Russians are using the power of memes to fund independent journalism

14 August 2019

The team of creatives whose satire-fuelled take on Moscow’s opposition protests stormed the Russian internet have begun harnessing the power of memes to raise money for one of the country’s top independent news outlets, Mediazona.

The group gave thousands of Russians the power to add crowds of riot police to photos of their choice via a dedicated Telegram bot.

It spawned more than 600,000 memes from Russians keen to mock the police’s response to the demonstrations taking place in central Moscow for more than a month. Online videos have repeatedly shown police beating protestors, who are calling on city officials to allow disqualified opposition candidates to run in local elections amid claims they were barred from running illegally.

Tolya Kapustin, microblogger and Twitter producer for a Moscow ad agency, promoted the bot online. He told Russia’s TJournal that police response to the protests had left the city looking as if it was under “martial law”.

“Of course, there was a political message,” he told TJournal. “I don’t approve of what our government is doing, [and] I don’t approve of candidates being barred. With the help of this bot, I’m trying to reflect my fear of our city being overrun by martial law. If you can’t overcome something or lead it, you can laugh at it — and that makes it a little easier.”

The team are now harnessing the bot’s viral fame to drive funds to independent Russian news site Mediazona. The site, which specialises in in-depth reporting on Russia’s justice system, was founded in 2014 with the help of two former members of Pussy Riot, Nadezhda Tolokonnikova and Maria Alyokhina. “Have fun with riot police on the internet,” the team wrote in a special message to their 80,000 users, “but if you meet the riot police in real life, and — God forbid — something happens to you, these are the guys who will write about your story.”

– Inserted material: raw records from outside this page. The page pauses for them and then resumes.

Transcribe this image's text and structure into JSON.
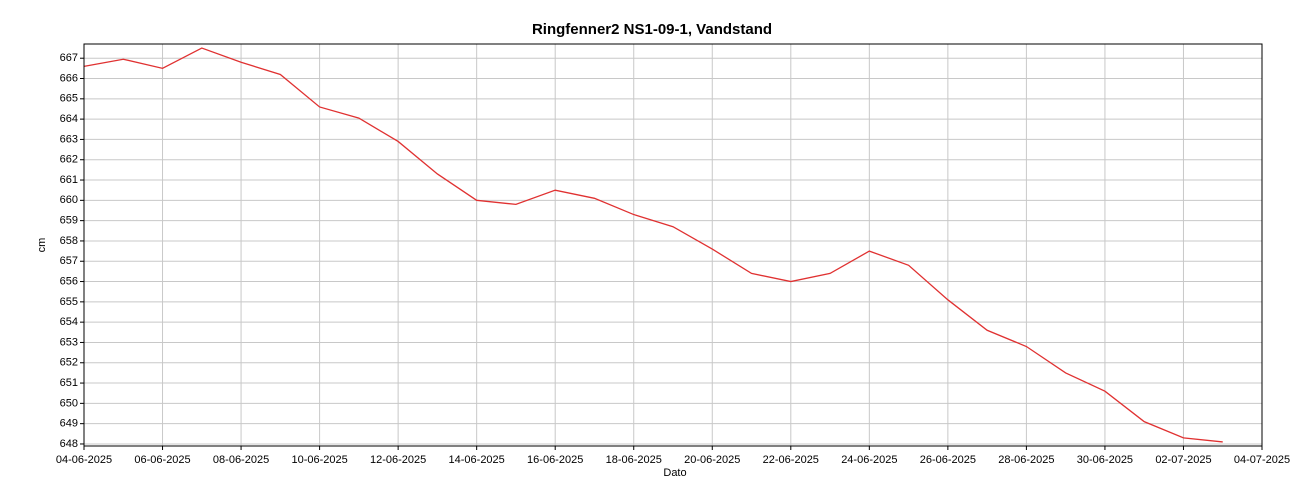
{
  "chart_data": {
    "type": "line",
    "title": "Ringfenner2 NS1-09-1, Vandstand",
    "x_label": "Dato",
    "y_label": "cm",
    "x": [
      "04-06-2025",
      "05-06-2025",
      "06-06-2025",
      "07-06-2025",
      "08-06-2025",
      "09-06-2025",
      "10-06-2025",
      "11-06-2025",
      "12-06-2025",
      "13-06-2025",
      "14-06-2025",
      "15-06-2025",
      "16-06-2025",
      "17-06-2025",
      "18-06-2025",
      "19-06-2025",
      "20-06-2025",
      "21-06-2025",
      "22-06-2025",
      "23-06-2025",
      "24-06-2025",
      "25-06-2025",
      "26-06-2025",
      "27-06-2025",
      "28-06-2025",
      "29-06-2025",
      "30-06-2025",
      "01-07-2025",
      "02-07-2025",
      "03-07-2025"
    ],
    "series": [
      {
        "name": "Vandstand",
        "color": "#e03131",
        "values": [
          666.6,
          666.95,
          666.5,
          667.5,
          666.8,
          666.2,
          664.6,
          664.05,
          662.9,
          661.3,
          660.0,
          659.8,
          660.5,
          660.1,
          659.3,
          658.7,
          657.6,
          656.4,
          656.0,
          656.4,
          657.5,
          656.8,
          655.1,
          653.6,
          652.8,
          651.5,
          650.6,
          649.1,
          648.3,
          648.1
        ]
      }
    ],
    "xlim": [
      "04-06-2025",
      "04-07-2025"
    ],
    "xticks": [
      "04-06-2025",
      "06-06-2025",
      "08-06-2025",
      "10-06-2025",
      "12-06-2025",
      "14-06-2025",
      "16-06-2025",
      "18-06-2025",
      "20-06-2025",
      "22-06-2025",
      "24-06-2025",
      "26-06-2025",
      "28-06-2025",
      "30-06-2025",
      "02-07-2025",
      "04-07-2025"
    ],
    "ylim": [
      647.9,
      667.7
    ],
    "yticks": [
      648,
      649,
      650,
      651,
      652,
      653,
      654,
      655,
      656,
      657,
      658,
      659,
      660,
      661,
      662,
      663,
      664,
      665,
      666,
      667
    ],
    "grid": true
  }
}
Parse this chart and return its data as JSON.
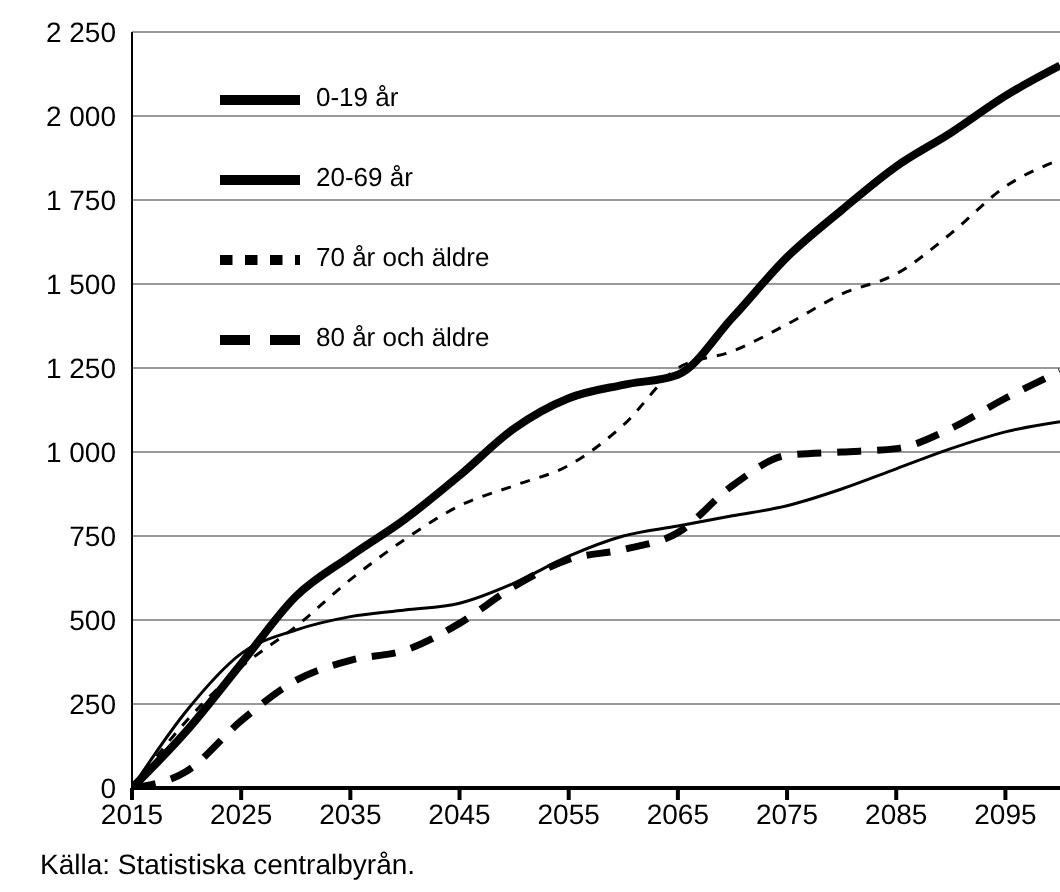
{
  "chart_data": {
    "type": "line",
    "x": [
      2015,
      2020,
      2025,
      2030,
      2035,
      2040,
      2045,
      2050,
      2055,
      2060,
      2065,
      2070,
      2075,
      2080,
      2085,
      2090,
      2095,
      2100
    ],
    "series": [
      {
        "name": "0-19 år",
        "color": "#000000",
        "line_style": "solid",
        "values": [
          0,
          230,
          400,
          470,
          510,
          530,
          550,
          610,
          690,
          750,
          780,
          810,
          840,
          890,
          950,
          1010,
          1060,
          1090
        ]
      },
      {
        "name": "20-69 år",
        "color": "#000000",
        "line_style": "solid",
        "values": [
          0,
          170,
          370,
          570,
          690,
          800,
          930,
          1070,
          1160,
          1200,
          1230,
          1400,
          1580,
          1720,
          1850,
          1950,
          2060,
          2150
        ]
      },
      {
        "name": "70 år och äldre",
        "color": "#000000",
        "line_style": "dashed",
        "values": [
          0,
          200,
          360,
          480,
          620,
          740,
          840,
          900,
          960,
          1080,
          1250,
          1300,
          1380,
          1470,
          1530,
          1650,
          1790,
          1870
        ]
      },
      {
        "name": "80 år och äldre",
        "color": "#000000",
        "line_style": "dashed",
        "values": [
          0,
          50,
          200,
          320,
          380,
          410,
          490,
          600,
          680,
          710,
          760,
          900,
          990,
          1000,
          1010,
          1070,
          1160,
          1240
        ]
      }
    ],
    "xlim": [
      2015,
      2100
    ],
    "xticks": [
      2015,
      2025,
      2035,
      2045,
      2055,
      2065,
      2075,
      2085,
      2095
    ],
    "ylim": [
      0,
      2250
    ],
    "yticks": [
      0,
      250,
      500,
      750,
      {
        "value": 1000,
        "label": "1 000"
      },
      {
        "value": 1250,
        "label": "1 250"
      },
      {
        "value": 1500,
        "label": "1 500"
      },
      {
        "value": 1750,
        "label": "1 750"
      },
      {
        "value": 2000,
        "label": "2 000"
      },
      {
        "value": 2250,
        "label": "2 250"
      }
    ],
    "grid": "y",
    "legend": "top left",
    "marker": "none",
    "annotations": [
      "Källa: Statistiska centralbyrån."
    ]
  }
}
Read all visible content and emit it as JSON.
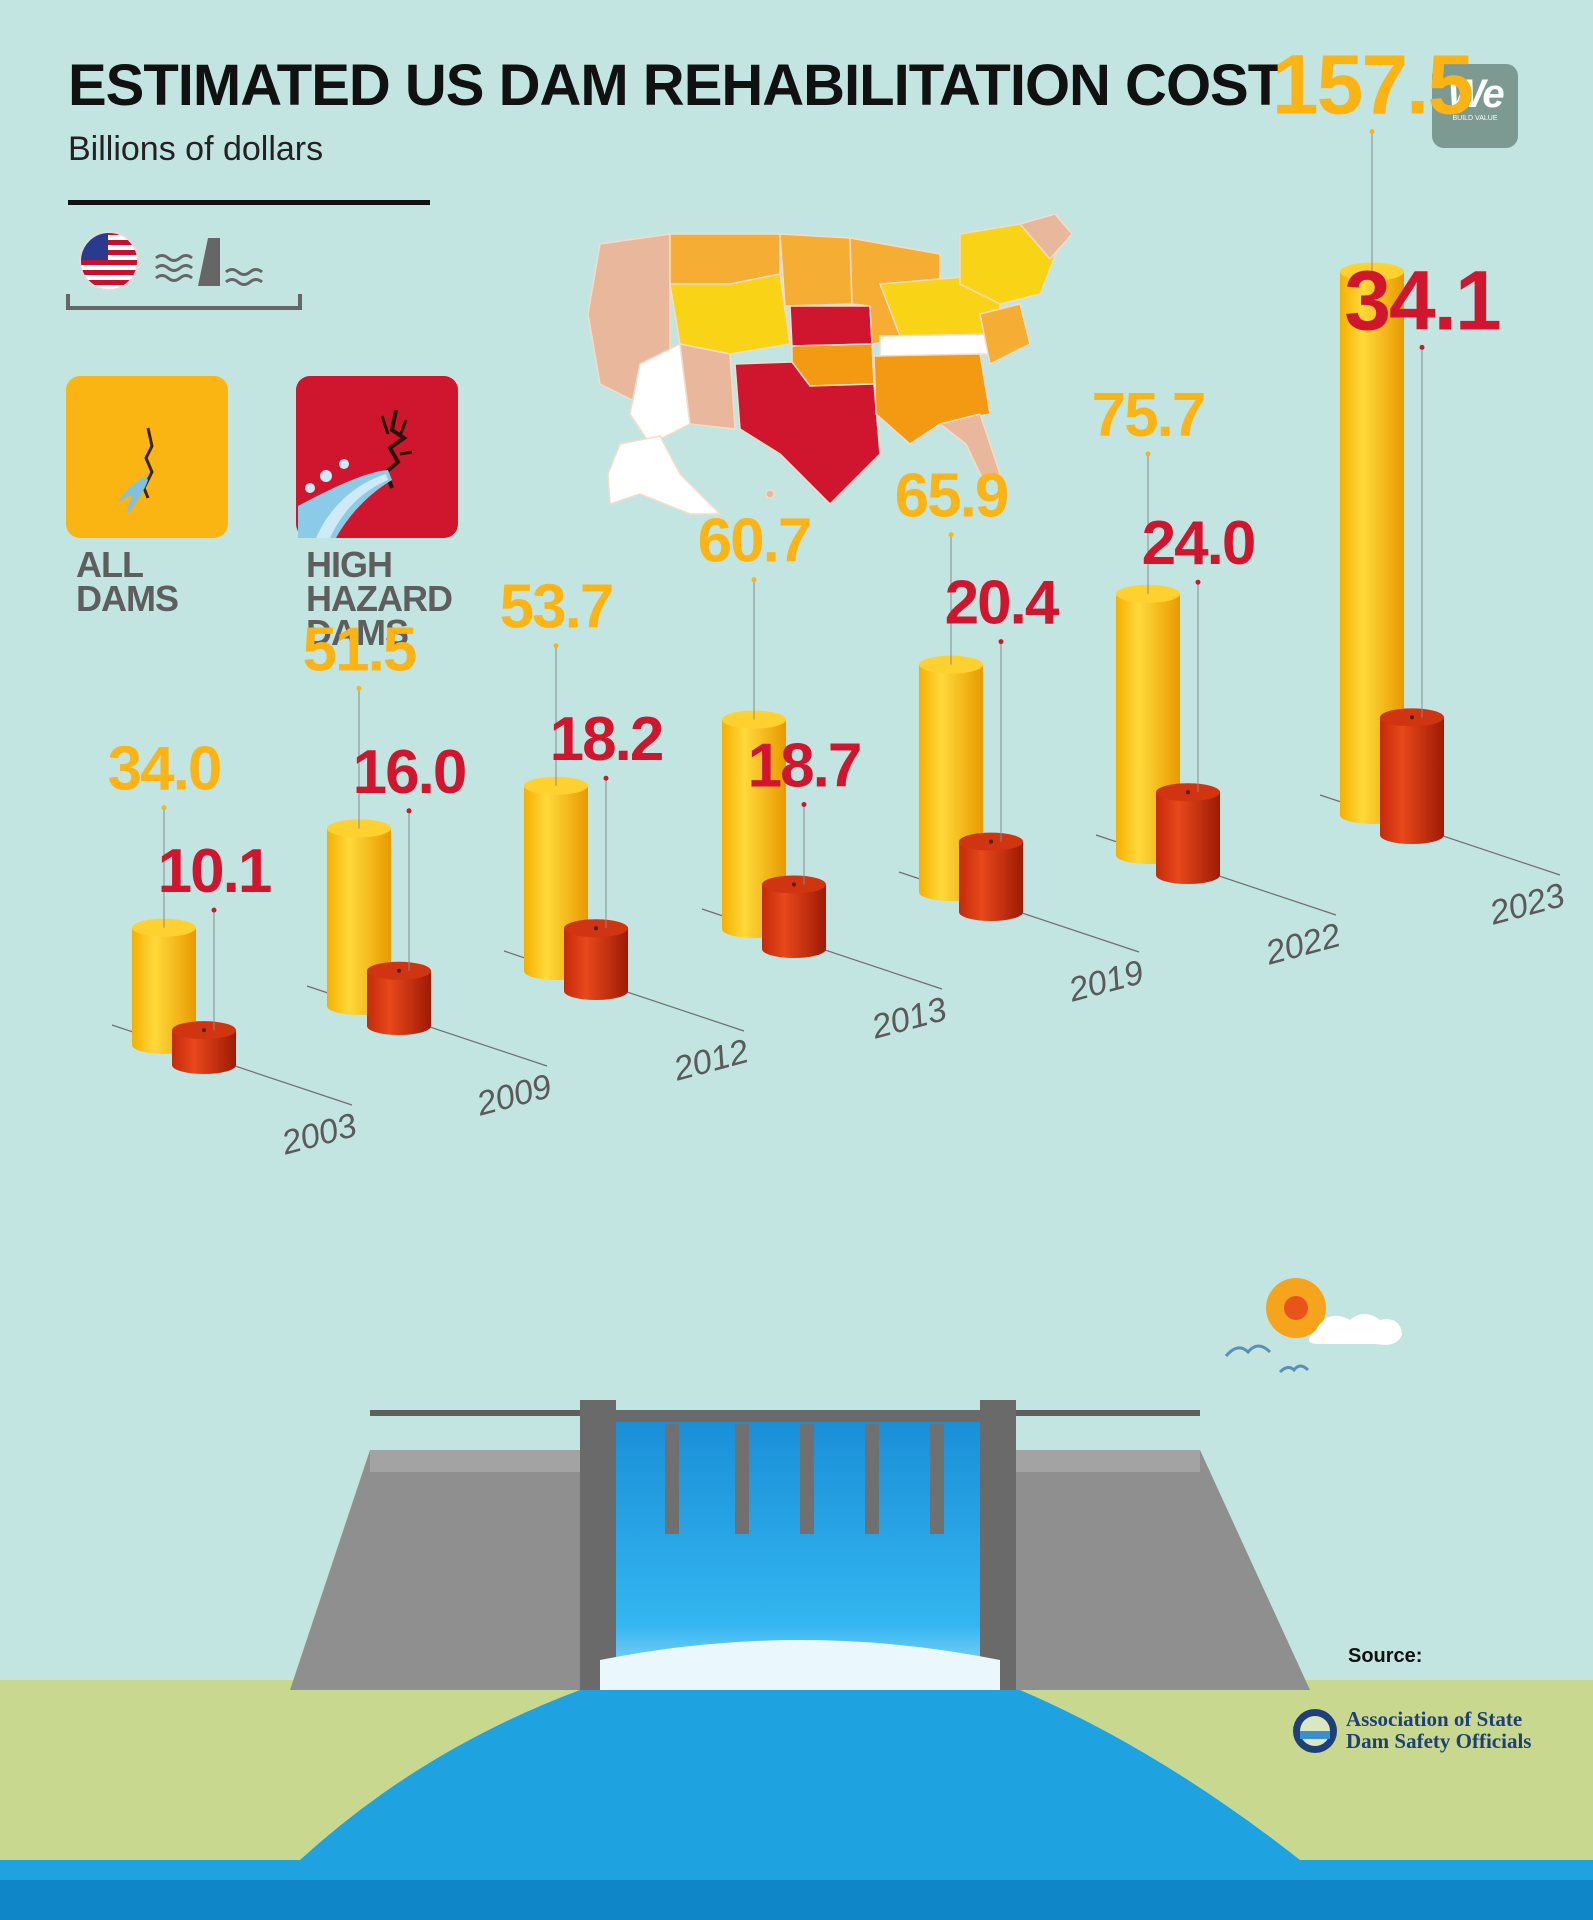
{
  "header": {
    "title": "ESTIMATED US DAM REHABILITATION COST",
    "subtitle": "Billions of dollars"
  },
  "logo": {
    "main": "We",
    "sub": "BUILD VALUE"
  },
  "icons": [
    "us-flag-icon",
    "dam-icon"
  ],
  "legend": {
    "all_dams": {
      "label": "ALL\nDAMS",
      "color": "#fbb513",
      "icon": "cracked-dam-icon"
    },
    "high_hazard": {
      "label": "HIGH\nHAZARD\nDAMS",
      "color": "#d0162e",
      "icon": "bursting-dam-icon"
    }
  },
  "colors": {
    "all_label": "#fcb414",
    "high_label": "#d0162e",
    "year_label": "#5a5a5a",
    "background": "#c3e5e1"
  },
  "chart_data": {
    "type": "bar",
    "title": "ESTIMATED US DAM REHABILITATION COST",
    "subtitle": "Billions of dollars",
    "categories": [
      "2003",
      "2009",
      "2012",
      "2013",
      "2019",
      "2022",
      "2023"
    ],
    "series": [
      {
        "name": "ALL DAMS",
        "values": [
          34.0,
          51.5,
          53.7,
          60.7,
          65.9,
          75.7,
          157.5
        ]
      },
      {
        "name": "HIGH HAZARD DAMS",
        "values": [
          10.1,
          16.0,
          18.2,
          18.7,
          20.4,
          24.0,
          34.1
        ]
      }
    ],
    "value_labels": {
      "all": [
        "34.0",
        "51.5",
        "53.7",
        "60.7",
        "65.9",
        "75.7",
        "157.5"
      ],
      "high": [
        "10.1",
        "16.0",
        "18.2",
        "18.7",
        "20.4",
        "24.0",
        "34.1"
      ]
    },
    "legend": "top-left"
  },
  "source": {
    "label": "Source:",
    "org": "Association of State\nDam Safety Officials"
  }
}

The fundraising drive has already raised hundreds of dollars, far outstripping the $30 that the group spent on servers.

“Of course, we still need offline activism,” Kapustin told TJournal. “But sometimes it’s worth trying to think outside the box and beyond the usual donation drives and street rallies. It’s about thinking about the skills you have and using them in the best possible way to get us all a little closer to the beautiful Russia of the future.”